Can’t Keep Up With IS-1

I woke up this morning to find a new file on IS-1.  I downloaded it and started banging on it.

An hour later I refreshed the page and the same file’s timestamp had changed.  I never noticed this before so I’m starting to wonder whether it hasn’t done this all along.  If so, this site has the richest supply of proxies on the Internet.

I’m at the limit of my processing power importing three file simultaneously on the AMD64x2 box, so I may have to enlist another VM if the file updates again today.  Or I can just start stockpiling data and catch-as-catch can.

-= UPDATE 12:00PM =-

I have implemented a check once evry 15 minutes on this file and it appears it is refreshed every 30 minutes, like clockwork.  It’s not a new file, but an update.  The file always has about 250,000 proxies so I’ll need to hack out a diff to make this manageable.

-= UPDATE 1:15PM =-

I hacked out the diff.  Using – surprise – diff!

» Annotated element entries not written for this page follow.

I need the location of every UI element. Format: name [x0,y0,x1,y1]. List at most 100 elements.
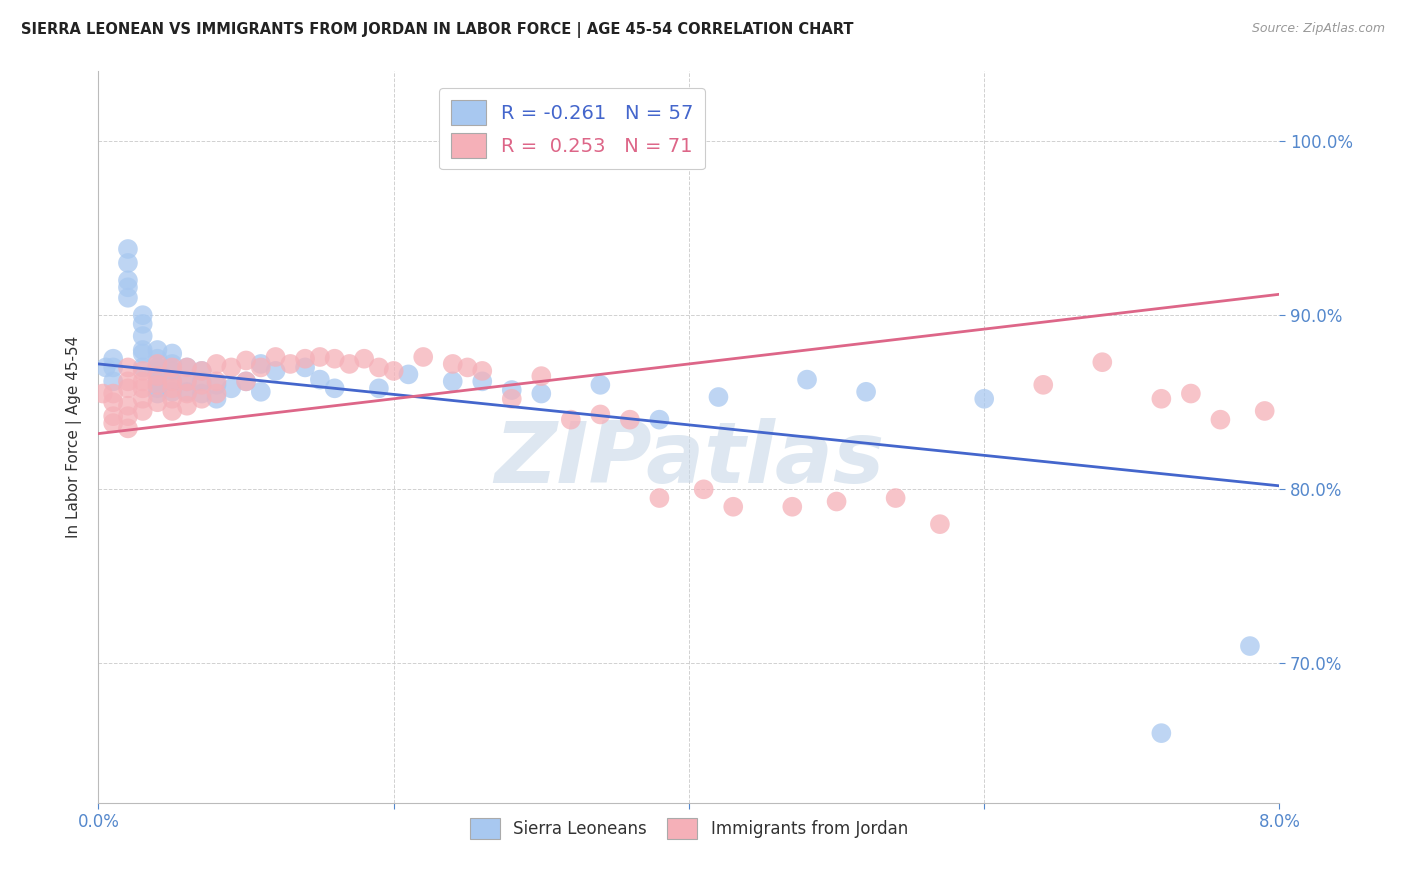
Point [441,357,464,371]
Point [162,375,183,389]
Point [323,351,346,366]
Point [132,392,155,406]
Point [723,500,745,514]
Point [619,412,641,426]
Point [91,386,114,401]
Point [132,381,155,395]
Point [457,360,479,375]
Point [191,377,214,392]
Point [191,386,214,401]
Point [176,360,198,375]
Point [441,375,464,389]
Point [471,364,494,378]
Point [146,369,169,384]
Point [176,384,198,399]
Point [235,375,257,389]
Point [146,386,169,401]
Y-axis label: In Labor Force | Age 45-54: In Labor Force | Age 45-54 [66,336,82,538]
Point [146,381,169,395]
Point [103,351,125,366]
Point [782,500,804,514]
Legend: Sierra Leoneans, Immigrants from Jordan: Sierra Leoneans, Immigrants from Jordan [464,811,914,846]
Point [368,360,391,375]
Point [132,329,155,343]
Point [146,364,169,378]
Point [855,384,877,399]
Point [235,353,257,368]
Point [205,392,228,406]
Point [191,364,214,378]
Point [162,404,183,418]
Point [884,491,907,505]
Point [176,375,198,389]
Point [132,404,155,418]
Point [103,386,125,401]
Point [294,360,316,375]
Point [1180,386,1202,401]
Point [162,357,183,371]
Point [1239,639,1261,653]
Point [117,409,139,424]
Point [382,364,405,378]
Point [973,392,995,406]
Point [205,375,228,389]
Point [146,375,169,389]
Point [501,383,523,397]
Point [221,381,243,395]
Point [117,399,139,413]
Point [162,346,183,360]
Point [589,408,612,422]
Point [176,386,198,401]
Point [146,357,169,371]
Point [162,381,183,395]
Text: SIERRA LEONEAN VS IMMIGRANTS FROM JORDAN IN LABOR FORCE | AGE 45-54 CORRELATION : SIERRA LEONEAN VS IMMIGRANTS FROM JORDAN… [21,22,853,38]
Point [146,360,169,375]
Point [221,360,243,375]
Point [117,280,139,294]
Point [693,483,716,497]
Point [191,392,214,406]
Point [162,375,183,389]
Point [132,375,155,389]
Point [648,412,671,426]
Point [501,392,523,406]
Point [117,256,139,270]
Point [1209,412,1232,426]
Point [176,375,198,389]
Point [796,373,818,387]
Point [94,360,117,375]
Point [339,357,361,371]
Point [929,517,952,532]
Point [264,364,287,378]
Point [117,360,139,375]
Point [146,343,169,357]
Point [264,350,287,364]
Point [1150,726,1173,740]
Point [132,360,155,375]
Point [191,375,214,389]
Point [250,360,273,375]
Point [530,369,553,384]
Point [1091,355,1114,369]
Point [162,364,183,378]
Point [707,390,730,404]
Point [117,273,139,287]
Point [205,386,228,401]
Point [162,384,183,399]
Point [412,350,434,364]
Point [250,384,273,399]
Point [1298,134,1320,148]
Point [103,395,125,409]
Point [205,377,228,392]
Point [162,360,183,375]
Point [471,375,494,389]
Text: ZIPatlas: ZIPatlas [494,417,884,500]
Point [103,375,125,389]
Point [132,346,155,360]
Point [530,386,553,401]
Point [117,421,139,435]
Point [368,381,391,395]
Point [132,364,155,378]
Point [1032,377,1054,392]
Point [162,392,183,406]
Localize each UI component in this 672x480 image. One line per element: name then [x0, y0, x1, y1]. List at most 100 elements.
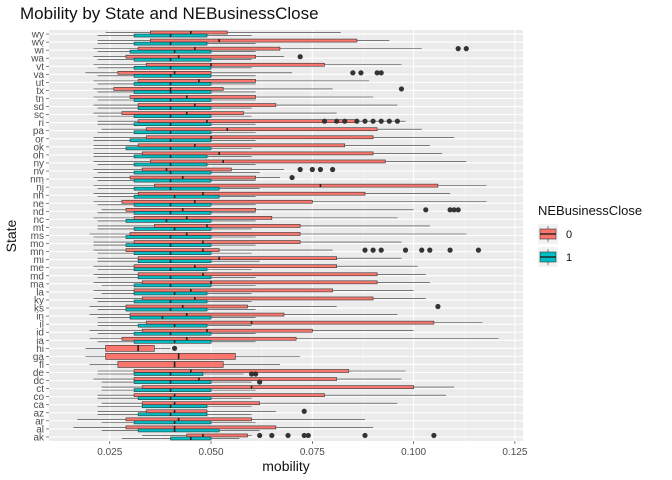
box-iqr [129, 175, 256, 180]
box-iqr [133, 98, 212, 102]
box-iqr [137, 323, 208, 328]
outlier-point [289, 174, 295, 181]
outlier-point [447, 247, 453, 253]
box-series0-ne [93, 199, 487, 204]
outlier-point [378, 70, 384, 76]
outlier-point [362, 118, 368, 124]
outlier-point [370, 247, 376, 253]
box-series1-sc [97, 114, 252, 118]
box-iqr [125, 248, 220, 252]
y-tick-label: co [33, 392, 44, 403]
y-tick-label: id [36, 328, 44, 339]
y-tick-label: ga [33, 352, 45, 363]
x-tick-label: 0.025 [97, 447, 122, 458]
box-iqr [125, 219, 212, 223]
y-tick-label: wa [30, 54, 44, 65]
box-iqr [137, 106, 212, 110]
box-iqr [133, 291, 208, 296]
box-series0-oh [93, 151, 442, 156]
y-tick-label: or [35, 134, 45, 145]
box-series1-wa [97, 57, 252, 62]
box-iqr [133, 194, 220, 199]
box-iqr [137, 103, 277, 107]
y-tick-label: ms [31, 231, 44, 242]
box-iqr [125, 417, 252, 422]
box-iqr [125, 146, 212, 151]
box-series1-ok [93, 146, 252, 151]
box-iqr [133, 74, 212, 78]
y-tick-label: ny [33, 158, 44, 169]
box-series1-az [97, 412, 252, 417]
outlier-point [451, 207, 457, 213]
legend: NEBusinessClose 0 1 [538, 203, 642, 267]
legend-label: 0 [566, 229, 572, 241]
outlier-point [248, 371, 255, 377]
box-series1-ct [101, 388, 256, 392]
box-iqr [149, 30, 228, 35]
box-series [73, 30, 499, 441]
box-iqr [133, 388, 212, 392]
box-series0-co [97, 393, 447, 397]
outlier-point [374, 70, 380, 76]
box-series1-nj [97, 186, 260, 191]
box-series1-il [97, 323, 252, 328]
box-iqr [133, 420, 212, 425]
y-tick-label: il [40, 320, 44, 331]
box-series1-al [101, 428, 260, 433]
box-series0-ct [101, 385, 455, 389]
outlier-point [435, 303, 441, 310]
y-tick-label: pa [33, 126, 45, 137]
box-iqr [137, 143, 346, 148]
box-iqr [141, 151, 374, 156]
y-tick-label: me [30, 263, 44, 274]
outlier-point [350, 70, 356, 76]
y-tick-label: ks [34, 304, 44, 315]
y-tick-label: de [33, 368, 45, 379]
box-series0-md [93, 272, 426, 277]
box-iqr [141, 385, 414, 389]
outlier-point [297, 54, 303, 60]
box-series1-oh [93, 154, 252, 159]
box-iqr [141, 280, 378, 285]
y-tick-label: ri [38, 118, 44, 129]
box-series1-ca [97, 404, 252, 409]
box-iqr [133, 288, 333, 293]
box-series0-mi [97, 256, 402, 260]
box-iqr [133, 122, 212, 126]
y-tick-label: ut [36, 78, 45, 89]
box-series1-de [97, 371, 259, 377]
box-series1-nm [97, 178, 256, 183]
outlier-point [354, 118, 360, 124]
box-iqr [113, 87, 224, 91]
box-iqr [129, 95, 256, 99]
box-series1-ms [93, 235, 256, 239]
box-iqr [141, 167, 232, 172]
box-iqr [137, 259, 212, 263]
box-series1-mn [97, 251, 252, 255]
box-iqr [141, 328, 313, 333]
y-tick-label: va [33, 70, 44, 81]
box-iqr [129, 232, 301, 236]
box-series1-nc [97, 219, 256, 223]
outlier-point [301, 408, 307, 414]
box-series1-id [97, 331, 256, 336]
box-iqr [125, 304, 248, 309]
outlier-point [463, 46, 469, 52]
box-iqr [145, 135, 374, 140]
box-iqr [141, 296, 374, 301]
box-series1-ia [97, 339, 256, 344]
y-tick-label: mo [30, 239, 44, 250]
box-series0-wv [97, 38, 390, 43]
box-series0-nv [93, 166, 336, 173]
y-tick-label: ia [36, 336, 44, 347]
box-iqr [125, 235, 212, 239]
box-iqr [133, 393, 325, 397]
box-series1-nh [97, 194, 256, 199]
box-iqr [141, 404, 208, 409]
outlier-point [321, 118, 328, 124]
box-iqr [137, 46, 281, 51]
box-series0-or [93, 135, 455, 140]
box-iqr [133, 57, 212, 62]
box-series0-nc [93, 216, 398, 220]
outlier-point [378, 247, 384, 253]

This site just may max out my processing capabilities.  Right now the page says we have 995,000 proxies, but we’ve probably already gone over a million.

The page updates are taking almost an hour with the extra data.  The twelve o’clock run didn’t make it to the server until 12:46.  I may have to look at that code.  It checks the new proxies sequentially and with a 45 second timeout that can slow things down considerably.  There must be some multitasking opportunities in there somewhere.